The former off-the-charts racist and closer for the Atlanta Braves – I mean, we’re talking Pat Robertson slurrer of ethnicities here – spent his free time recently as a serial killer in a low-budget horror flick.

“The Greenskeeper” is scheduled for a May release and is expected to go straight to video.

Which is probably a good thing for Rocker.

He’s the guy who told reporters about his beef with New Yorkers, homosexuals, blacks, “white trash,” unwed mothers and immigrants.

At which point he went through counseling, endured the worst of what Shea Stadium offers, pitched poorly and got traded – twice.

Now with the chance to put it all behind him as a pitcher with the Texas Rangers, he spent his free time pulling out people’s spleens without their consent.

Yep.

Rocker definitely needs someone thinking for him.

And if he has that, he or she needs to think better.

Of course, the flip side is that he or she already is.

Rocker pitched worse the second half of last season than Ron Popeil on acid – that late-night infomercial guy who wants you to buy his Veg-O-Matic.

After his trade from the Braves in June – where he saved 19 games, second best in the majors – Rocker saved four for the remainder of the season with the Cleveland Indians while making eight more appearances.

His ERA jumped from 3.09 to 5.45.

Rocker stunk.

And maybe he knew it.

Maybe he wanted to launch another lucrative career if his accuracy with the four-seamer left him. (And judging by last season, it’s booked its flight.)

And what’s a better launch pad than controversy?

Sharon Stone spread her legs. Why can’t John Rocker inflict horror?

And the fact that “The Greenskeeper” is a low-budget film proves he’s willing to start low and climb high.

So if Dream Works doesn’t call him back, maybe TNT will.

Or the WWF.

The WWF is probably most likely because any low-budget movie is tough to pull off.

And low-budget horror is tougher than a moose steak at McDonald’s.

In fact, comedy is the only way I can think of to make B-rated horror work.

It can’t get any worse, and it could be as funny as other athletes in other forms of entertainment.

Charles Barkley may or may not have read his autobiography.

In “Kazaam,” Shaquille O’Neal played a 3,000-year old genie released from his inhibiting boom box.

Really. That’s the plot line.

And Brian Bosworth, the former mad man of a linebacker at Oklahoma, stars in such movies as “Stone Cold” and “Mach II” on Showtime at 3 a.m. on Wednesdays.

So really, how bad could John Rocker be?

Probably not very if “the Greenskeeper’s” even remotely funny.
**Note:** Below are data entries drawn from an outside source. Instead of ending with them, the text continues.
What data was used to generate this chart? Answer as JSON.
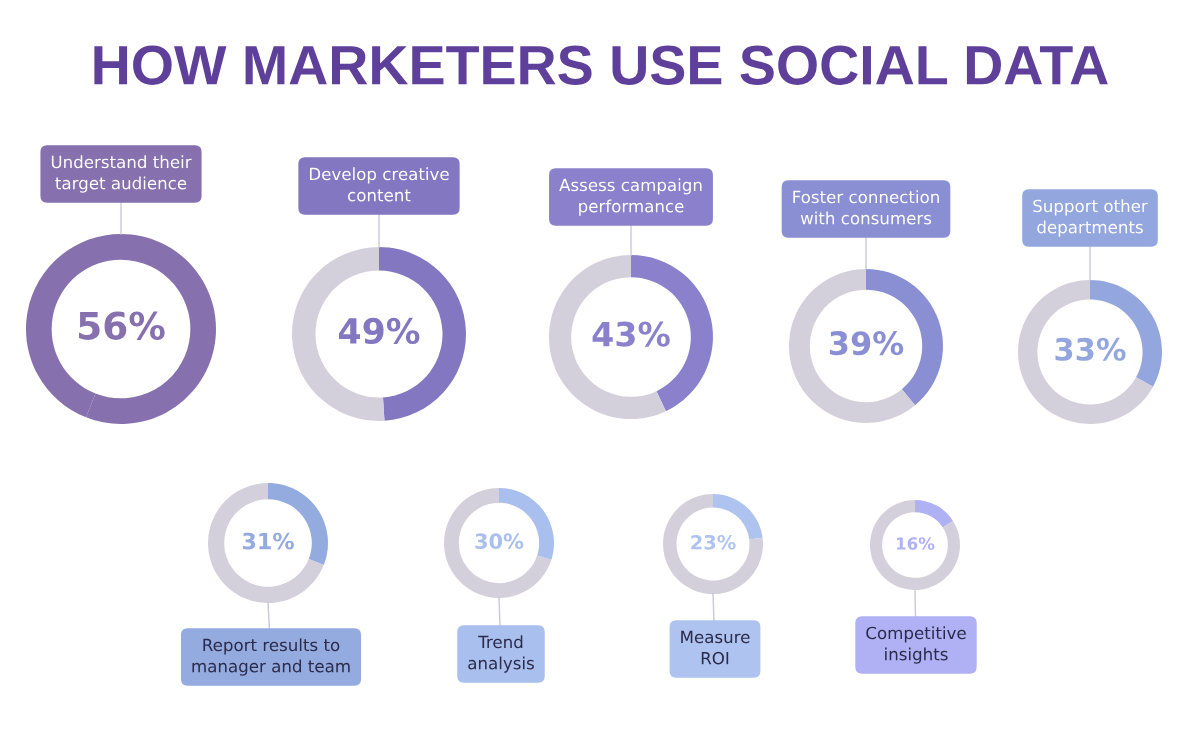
{
  "chart_data": [
    {
      "type": "other",
      "title": "HOW MARKETERS USE SOCIAL DATA"
    },
    {
      "type": "donut",
      "title": "Understand their\ntarget audience",
      "categories": [
        null,
        null
      ],
      "values": [
        56,
        44
      ],
      "colors": [
        "#8670ae",
        "#8670ae"
      ],
      "value_labels": [
        "56%",
        null
      ]
    },
    {
      "type": "donut",
      "title": "Develop creative\ncontent",
      "categories": [
        null,
        null
      ],
      "values": [
        49,
        51
      ],
      "colors": [
        "#8477c2",
        "#d3d0dc"
      ],
      "value_labels": [
        "49%",
        null
      ]
    },
    {
      "type": "donut",
      "title": "Assess campaign\nperformance",
      "categories": [
        null,
        null
      ],
      "values": [
        43,
        57
      ],
      "colors": [
        "#8a80cc",
        "#d3d0dc"
      ],
      "value_labels": [
        "43%",
        null
      ]
    },
    {
      "type": "donut",
      "title": "Foster connection\nwith consumers",
      "categories": [
        null,
        null
      ],
      "values": [
        39,
        61
      ],
      "colors": [
        "#8a8fd4",
        "#d3d0dc"
      ],
      "value_labels": [
        "39%",
        null
      ]
    },
    {
      "type": "donut",
      "title": "Support other\ndepartments",
      "categories": [
        null,
        null
      ],
      "values": [
        33,
        67
      ],
      "colors": [
        "#94a6de",
        "#d3d0dc"
      ],
      "value_labels": [
        "33%",
        null
      ]
    },
    {
      "type": "donut",
      "title": "Report results to\nmanager and team",
      "categories": [
        null,
        null
      ],
      "values": [
        31,
        69
      ],
      "colors": [
        "#94abe0",
        "#d3d0dc"
      ],
      "value_labels": [
        "31%",
        null
      ]
    },
    {
      "type": "donut",
      "title": "Trend\nanalysis",
      "categories": [
        null,
        null
      ],
      "values": [
        30,
        70
      ],
      "colors": [
        "#a9bfee",
        "#d3d0dc"
      ],
      "value_labels": [
        "30%",
        null
      ]
    },
    {
      "type": "donut",
      "title": "Measure\nROI",
      "categories": [
        null,
        null
      ],
      "values": [
        23,
        77
      ],
      "colors": [
        "#aec3ef",
        "#d3d0dc"
      ],
      "value_labels": [
        "23%",
        null
      ]
    },
    {
      "type": "donut",
      "title": "Competitive\ninsights",
      "categories": [
        null,
        null
      ],
      "values": [
        16,
        84
      ],
      "colors": [
        "#b0b0f4",
        "#d3d0dc"
      ],
      "value_labels": [
        "16%",
        null
      ]
    }
  ]
}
I watched a horror movie in fourth grade that I’ve since forgotten the title of.

What I do remember is the screaming teenager crawling backwards as the goblin or demon or whatever crouches, scoffs and shuffles still closer.
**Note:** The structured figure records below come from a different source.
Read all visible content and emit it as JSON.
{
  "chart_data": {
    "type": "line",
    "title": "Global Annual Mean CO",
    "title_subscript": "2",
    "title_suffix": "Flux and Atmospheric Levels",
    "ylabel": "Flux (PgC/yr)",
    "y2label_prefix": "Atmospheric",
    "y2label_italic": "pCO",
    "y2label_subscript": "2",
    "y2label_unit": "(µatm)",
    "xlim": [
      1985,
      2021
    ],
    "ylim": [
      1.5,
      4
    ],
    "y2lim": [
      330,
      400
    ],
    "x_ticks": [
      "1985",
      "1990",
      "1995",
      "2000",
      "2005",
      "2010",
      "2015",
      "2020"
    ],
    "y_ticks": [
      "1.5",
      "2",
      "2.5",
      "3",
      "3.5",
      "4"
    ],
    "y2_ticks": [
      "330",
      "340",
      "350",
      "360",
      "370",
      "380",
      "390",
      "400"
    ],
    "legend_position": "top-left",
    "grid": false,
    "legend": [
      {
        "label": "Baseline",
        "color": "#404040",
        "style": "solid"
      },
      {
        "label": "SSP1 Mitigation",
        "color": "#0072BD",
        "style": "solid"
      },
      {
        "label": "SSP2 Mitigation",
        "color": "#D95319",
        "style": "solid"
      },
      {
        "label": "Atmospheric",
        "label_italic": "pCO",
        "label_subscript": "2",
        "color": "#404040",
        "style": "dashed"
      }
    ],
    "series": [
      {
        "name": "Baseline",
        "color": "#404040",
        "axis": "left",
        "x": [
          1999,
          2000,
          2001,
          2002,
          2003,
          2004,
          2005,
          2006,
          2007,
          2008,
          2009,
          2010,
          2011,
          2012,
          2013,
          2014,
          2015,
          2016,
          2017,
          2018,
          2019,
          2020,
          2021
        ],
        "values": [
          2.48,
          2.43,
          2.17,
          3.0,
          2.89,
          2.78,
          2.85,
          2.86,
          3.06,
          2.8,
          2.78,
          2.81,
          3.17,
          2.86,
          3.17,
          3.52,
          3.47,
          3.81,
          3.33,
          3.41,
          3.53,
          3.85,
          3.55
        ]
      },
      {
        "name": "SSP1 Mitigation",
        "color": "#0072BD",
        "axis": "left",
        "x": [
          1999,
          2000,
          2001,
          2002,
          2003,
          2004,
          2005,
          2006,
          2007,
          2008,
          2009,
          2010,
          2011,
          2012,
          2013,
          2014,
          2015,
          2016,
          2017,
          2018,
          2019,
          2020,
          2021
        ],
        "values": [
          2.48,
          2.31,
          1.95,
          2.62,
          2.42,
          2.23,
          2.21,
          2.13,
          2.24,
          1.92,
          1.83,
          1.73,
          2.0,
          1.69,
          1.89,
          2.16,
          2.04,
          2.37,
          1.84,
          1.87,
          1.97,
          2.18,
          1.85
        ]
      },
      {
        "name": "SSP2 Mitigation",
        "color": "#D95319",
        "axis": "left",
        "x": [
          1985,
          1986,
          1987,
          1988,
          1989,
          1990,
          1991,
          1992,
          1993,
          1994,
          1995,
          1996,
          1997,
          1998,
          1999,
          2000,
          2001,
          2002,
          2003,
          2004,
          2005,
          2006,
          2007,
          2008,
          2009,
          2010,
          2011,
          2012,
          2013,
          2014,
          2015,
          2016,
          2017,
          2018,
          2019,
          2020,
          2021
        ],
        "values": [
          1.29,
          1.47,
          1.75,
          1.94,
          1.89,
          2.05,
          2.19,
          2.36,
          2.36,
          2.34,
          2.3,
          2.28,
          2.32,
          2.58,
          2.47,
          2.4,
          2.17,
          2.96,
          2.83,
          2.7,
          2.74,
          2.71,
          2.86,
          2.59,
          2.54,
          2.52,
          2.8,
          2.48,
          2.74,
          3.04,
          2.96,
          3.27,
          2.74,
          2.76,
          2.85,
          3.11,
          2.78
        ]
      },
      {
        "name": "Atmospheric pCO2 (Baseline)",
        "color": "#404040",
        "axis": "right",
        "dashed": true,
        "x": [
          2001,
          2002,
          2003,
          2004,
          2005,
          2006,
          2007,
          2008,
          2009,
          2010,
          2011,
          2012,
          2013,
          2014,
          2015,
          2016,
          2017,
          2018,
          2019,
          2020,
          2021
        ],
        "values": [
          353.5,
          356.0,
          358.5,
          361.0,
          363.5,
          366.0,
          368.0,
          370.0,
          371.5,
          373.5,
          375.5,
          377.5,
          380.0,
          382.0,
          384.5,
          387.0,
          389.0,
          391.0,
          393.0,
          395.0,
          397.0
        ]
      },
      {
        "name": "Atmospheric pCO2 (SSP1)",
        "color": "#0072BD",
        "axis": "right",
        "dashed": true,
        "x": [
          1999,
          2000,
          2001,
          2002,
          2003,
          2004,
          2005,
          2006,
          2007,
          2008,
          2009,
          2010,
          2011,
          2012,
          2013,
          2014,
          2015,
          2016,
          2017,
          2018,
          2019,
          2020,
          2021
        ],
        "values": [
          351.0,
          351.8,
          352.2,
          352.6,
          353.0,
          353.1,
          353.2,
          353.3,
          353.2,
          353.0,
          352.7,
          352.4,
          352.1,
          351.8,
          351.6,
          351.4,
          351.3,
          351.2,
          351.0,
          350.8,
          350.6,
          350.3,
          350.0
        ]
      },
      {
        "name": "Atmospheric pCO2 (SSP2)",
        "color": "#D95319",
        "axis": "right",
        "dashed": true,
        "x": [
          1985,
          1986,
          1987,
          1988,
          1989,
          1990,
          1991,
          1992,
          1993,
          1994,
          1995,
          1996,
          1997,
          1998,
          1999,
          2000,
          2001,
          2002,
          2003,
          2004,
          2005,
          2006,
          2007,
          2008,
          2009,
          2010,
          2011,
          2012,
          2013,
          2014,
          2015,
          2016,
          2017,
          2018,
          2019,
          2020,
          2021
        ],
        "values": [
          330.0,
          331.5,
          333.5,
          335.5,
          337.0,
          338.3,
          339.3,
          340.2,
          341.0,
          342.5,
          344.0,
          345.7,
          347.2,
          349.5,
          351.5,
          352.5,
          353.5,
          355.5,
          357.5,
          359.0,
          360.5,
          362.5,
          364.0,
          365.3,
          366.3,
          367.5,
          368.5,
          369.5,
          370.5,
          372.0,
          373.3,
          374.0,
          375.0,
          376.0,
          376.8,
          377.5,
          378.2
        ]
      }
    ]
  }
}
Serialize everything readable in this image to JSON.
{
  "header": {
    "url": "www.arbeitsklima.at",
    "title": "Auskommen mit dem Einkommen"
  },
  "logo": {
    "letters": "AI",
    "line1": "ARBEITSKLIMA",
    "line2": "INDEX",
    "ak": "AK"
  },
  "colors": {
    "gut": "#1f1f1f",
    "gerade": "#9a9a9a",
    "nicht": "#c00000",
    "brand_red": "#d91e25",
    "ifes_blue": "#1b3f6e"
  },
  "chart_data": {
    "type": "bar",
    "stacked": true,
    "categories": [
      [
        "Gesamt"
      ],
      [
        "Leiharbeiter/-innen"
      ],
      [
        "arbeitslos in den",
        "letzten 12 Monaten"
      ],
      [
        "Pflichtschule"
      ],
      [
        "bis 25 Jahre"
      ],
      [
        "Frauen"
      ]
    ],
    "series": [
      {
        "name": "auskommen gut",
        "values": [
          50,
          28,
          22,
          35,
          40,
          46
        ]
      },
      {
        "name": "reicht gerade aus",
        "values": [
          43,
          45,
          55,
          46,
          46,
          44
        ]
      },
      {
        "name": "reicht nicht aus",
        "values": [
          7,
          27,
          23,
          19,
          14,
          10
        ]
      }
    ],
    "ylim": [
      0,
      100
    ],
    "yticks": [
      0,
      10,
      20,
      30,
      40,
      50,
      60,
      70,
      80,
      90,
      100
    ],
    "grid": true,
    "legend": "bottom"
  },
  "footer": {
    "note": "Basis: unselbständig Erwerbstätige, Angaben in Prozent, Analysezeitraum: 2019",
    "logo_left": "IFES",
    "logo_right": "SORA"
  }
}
Panicked, she reaches for a Barbie Doll and begins to stab remorselessly at the little devil’s eyes.

He is helpless to this onslaught, and the screaming teenager wins the day.

At the time I was relieved. And awed.

The toys my sister plays with are also weapons of mass destruction.

That’s the sort of effect good second-rate horror should strive for.

Think about it. What would have happened if Barbie’s corvette was nearby?

What if Ken showed up?

Well, the offspring of Freddie Krueger and Jason just may have thought twice about joining the cast, that’s what.

Which is one thing I’ve failed to mention.

Rocker stars alongside Christi Taylor, whose photos have made the cover of Playboy many times and who was named the 1999 Lingerie Model of the Year.

For a guy like Rocker, hell any guy, working next to Taylor isn’t a bad thing to have on the resume.

Especially if this season falls through.

Paul Kix is a junior in journalism and mass communications from Hubbard. He is the sports senior reporter for the Daily.